Supreme Court reluctantly takes up issue of nude dancing

Wednesday, November 10, 1999

The formal chamber of the Supreme Court is not a place where you would expect the phrase “lap-dancing” to be mentioned out loud.

But that form of adult entertainment was discussed more than once today as the Supreme Court heard debate in the case of City of Erie v. Pap’s A.M., which deals with whether communities can ban public nudity and nude dancing without running afoul of the First Amendment.

The court ruled in its 1991 decision Barnes v. Glen Theatre that nude dancing was within the “outer perimeters” of the First Amendment, but it upheld a law generally banning public nudity.

But in the years since that fractured decision — four separate opinions were written in the case — states, cities and lower courts have struggled to interpret its meaning. In 1994, Erie, Pa., passed an anti-nudity ordinance written to conform with the Barnes ruling. But the Pennsylvania Supreme Court last year struck down the Erie ordinance based on its own interpretation of what the court meant in Barnes, which it described as a “hodgepodge” decision.

The Supreme Court today appeared reluctant at times to be revisiting the issue, with several justices wondering, almost hopefully, whether the case is moot. Even though victorious in the Pennsylvania courts, the owner of Kandyland, the adult theater involved in the case before the justices closed it down, sold the property and has stated he will never open an adult bar again.

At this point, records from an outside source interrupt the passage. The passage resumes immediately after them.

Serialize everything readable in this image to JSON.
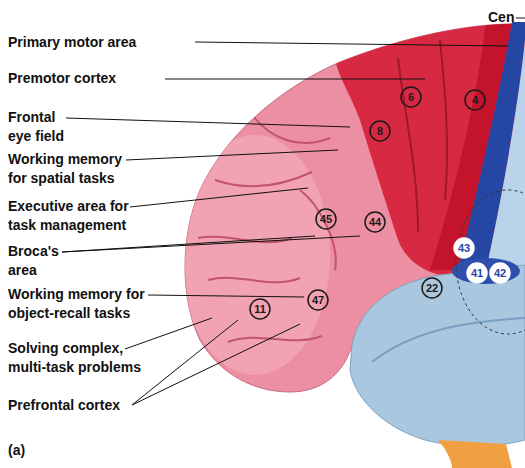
{
  "diagram": {
    "nodes": [
      {
        "text": [
          "6"
        ]
      },
      {
        "text": [
          "4"
        ]
      },
      {
        "text": [
          "8"
        ]
      },
      {
        "text": [
          "45"
        ]
      },
      {
        "text": [
          "44"
        ]
      },
      {
        "text": [
          "43"
        ]
      },
      {
        "text": [
          "41"
        ]
      },
      {
        "text": [
          "42"
        ]
      },
      {
        "text": [
          "22"
        ]
      },
      {
        "text": [
          "47"
        ]
      },
      {
        "text": [
          "11"
        ]
      }
    ],
    "labels": [
      "Cen",
      "Primary motor area",
      "Premotor cortex",
      "Frontal eye field",
      "Working memory for spatial tasks",
      "Executive area for task management",
      "Broca's area",
      "Working memory for object-recall tasks",
      "Solving complex, multi-task problems",
      "Prefrontal cortex",
      "(a)"
    ]
  }
}
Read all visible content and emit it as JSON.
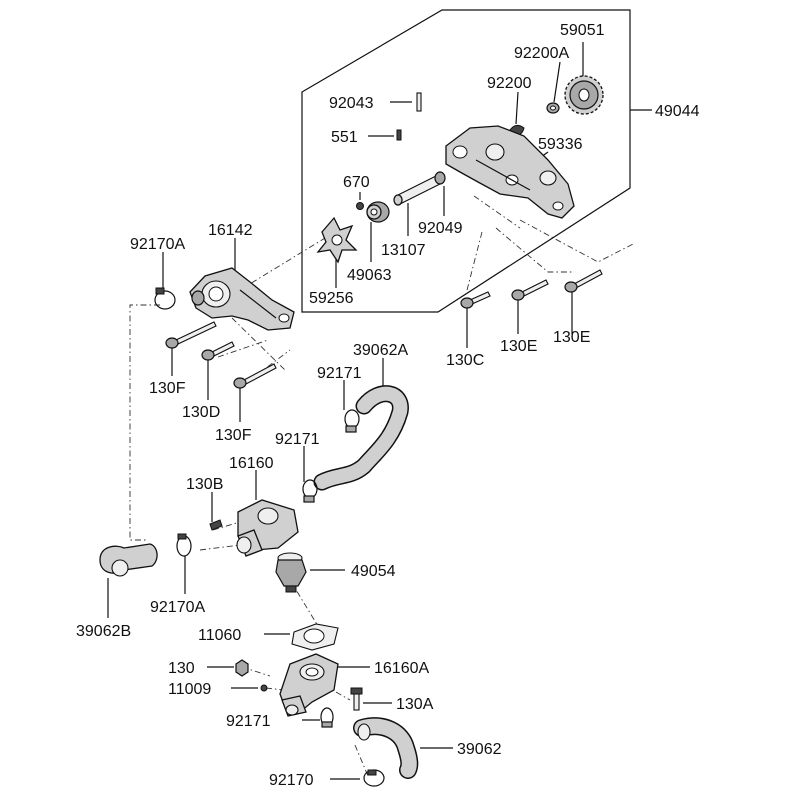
{
  "labels": {
    "p59051": "59051",
    "p92200A": "92200A",
    "p92200": "92200",
    "p92043": "92043",
    "p49044": "49044",
    "p551": "551",
    "p59336": "59336",
    "p670": "670",
    "p92049": "92049",
    "p13107": "13107",
    "p49063": "49063",
    "p59256": "59256",
    "p92170A_top": "92170A",
    "p16142": "16142",
    "p130C": "130C",
    "p130E_1": "130E",
    "p130E_2": "130E",
    "p39062A": "39062A",
    "p92171_1": "92171",
    "p130F_1": "130F",
    "p130D": "130D",
    "p130F_2": "130F",
    "p92171_2": "92171",
    "p16160": "16160",
    "p130B": "130B",
    "p49054": "49054",
    "p39062B": "39062B",
    "p92170A_bot": "92170A",
    "p11060": "11060",
    "p130": "130",
    "p16160A": "16160A",
    "p11009": "11009",
    "p130A": "130A",
    "p92171_3": "92171",
    "p39062": "39062",
    "p92170": "92170"
  }
}
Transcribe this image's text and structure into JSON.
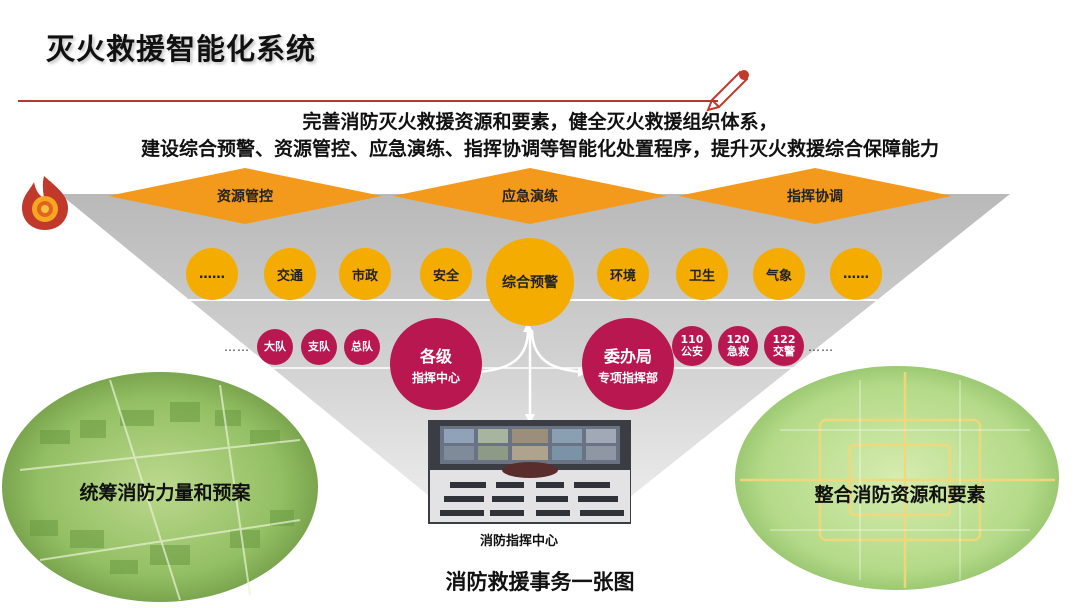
{
  "header": {
    "title": "灭火救援智能化系统",
    "subtitle_line1": "完善消防灭火救援资源和要素，健全灭火救援组织体系，",
    "subtitle_line2": "建设综合预警、资源管控、应急演练、指挥协调等智能化处置程序，提升灭火救援综合保障能力"
  },
  "diamonds": [
    {
      "label": "资源管控"
    },
    {
      "label": "应急演练"
    },
    {
      "label": "指挥协调"
    }
  ],
  "yellow_row": {
    "left": [
      "……",
      "交通",
      "市政",
      "安全"
    ],
    "center": "综合预警",
    "right": [
      "环境",
      "卫生",
      "气象",
      "……"
    ]
  },
  "command": {
    "left_dots": "……",
    "left_units": [
      "大队",
      "支队",
      "总队"
    ],
    "left_big": {
      "line1": "各级",
      "line2": "指挥中心"
    },
    "right_big": {
      "line1": "委办局",
      "line2": "专项指挥部"
    },
    "right_units": [
      {
        "num": "110",
        "name": "公安"
      },
      {
        "num": "120",
        "name": "急救"
      },
      {
        "num": "122",
        "name": "交警"
      }
    ],
    "right_dots": "……"
  },
  "left_oval_label": "统筹消防力量和预案",
  "right_oval_label": "整合消防资源和要素",
  "center_screen_label": "消防指挥中心",
  "bottom_title": "消防救援事务一张图",
  "colors": {
    "accent_red": "#b23a26",
    "diamond_orange": "#f39a1c",
    "circle_yellow": "#f4ac00",
    "circle_magenta": "#b8184f",
    "triangle_gray": "#c4c4c4",
    "oval_green": "#a9cf7e"
  },
  "icons": [
    "flame-icon",
    "pen-icon",
    "double-arrow-icon"
  ]
}
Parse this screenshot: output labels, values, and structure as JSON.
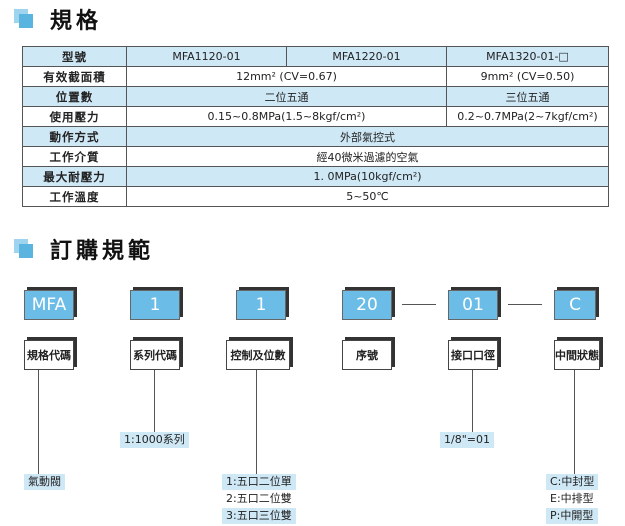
{
  "sections": {
    "spec_title": "規格",
    "order_title": "訂購規範"
  },
  "spec_table": {
    "header": {
      "label": "型號",
      "models": [
        "MFA1120-01",
        "MFA1220-01",
        "MFA1320-01-□"
      ]
    },
    "rows": [
      {
        "label": "有效截面積",
        "a": "12mm² (CV=0.67)",
        "b": "9mm² (CV=0.50)"
      },
      {
        "label": "位置數",
        "a": "二位五通",
        "b": "三位五通"
      },
      {
        "label": "使用壓力",
        "a": "0.15~0.8MPa(1.5~8kgf/cm²)",
        "b": "0.2~0.7MPa(2~7kgf/cm²)"
      },
      {
        "label": "動作方式",
        "all": "外部氣控式"
      },
      {
        "label": "工作介質",
        "all": "經40微米過濾的空氣"
      },
      {
        "label": "最大耐壓力",
        "all": "1. 0MPa(10kgf/cm²)"
      },
      {
        "label": "工作溫度",
        "all": "5~50℃"
      }
    ]
  },
  "order_code": {
    "codes": [
      "MFA",
      "1",
      "1",
      "20",
      "01",
      "C"
    ],
    "labels": [
      "規格代碼",
      "系列代碼",
      "控制及位數",
      "序號",
      "接口口徑",
      "中間狀態"
    ],
    "descriptions": {
      "spec": [
        "氣動閥"
      ],
      "series": [
        "1:1000系列"
      ],
      "control": [
        "1:五口二位單",
        "2:五口二位雙",
        "3:五口三位雙"
      ],
      "port": [
        "1/8\"=01"
      ],
      "center": [
        "C:中封型",
        "E:中排型",
        "P:中開型"
      ]
    }
  }
}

Erie’s lawyer Gregory Karle, hoping to resurrect the law, urged the court not to view the case as moot, asserting it still was possible that Kandyland could reopen. John Weston, lawyer for the Kandyland owner, repeatedly sidestepped the issue, noting that the court had already denied a motion suggesting the case was dead.

On the merits of the case, several justices voiced concern that at the same time Erie was invoking the law to crack down on Kandyland, a production of the play Equus, which featured nudity, was allowed to proceed without interference. That kind of fact sometimes leads the court to decide that a law violates the First Amendment because it is enforced in a way that discriminates against certain kinds of speech. Karle said no one had complained about the play, so it was not shut down. “But it could be applied to those productions,” Karle acknowledged.

But Justice Antonin Scalia came to Karle’s defense, suggesting that government was entitled to distinguish between “lap-dancing” and Equus.

Weston argued forcefully against one of the key rationales behind anti-nudity ordinances: the so-called “secondary effects” doctrine, which suggests that nude dancing is banned not because of its expressive content but because of the prostitution and violence that is found near nude dancing establishments.

These “secondary effects” can never be used to completely prohibit a form of expression such as nude dancing, Weston said, and cannot justify even more limited restrictions unless there is some evidence that the dancing causes the secondary effects.
“It’s not unlike comments that are made about television,” said Weston. “There is no evidence to support the notion that there were secondary effects.”

Chief Justice William Rehnquist and Anthony Kennedy expressed doubt that Erie had to specifically cite evidence of secondary effects when it passed the ordinance.

Weston also vigorously defended nude dancing as an popular art form, asserting that it is a “significant staple” of American culture that has spawned 3,000 clubs nationwide and generates more income than all other theaters combined.

A decision in the case could come anytime before the court’s term ends next summer.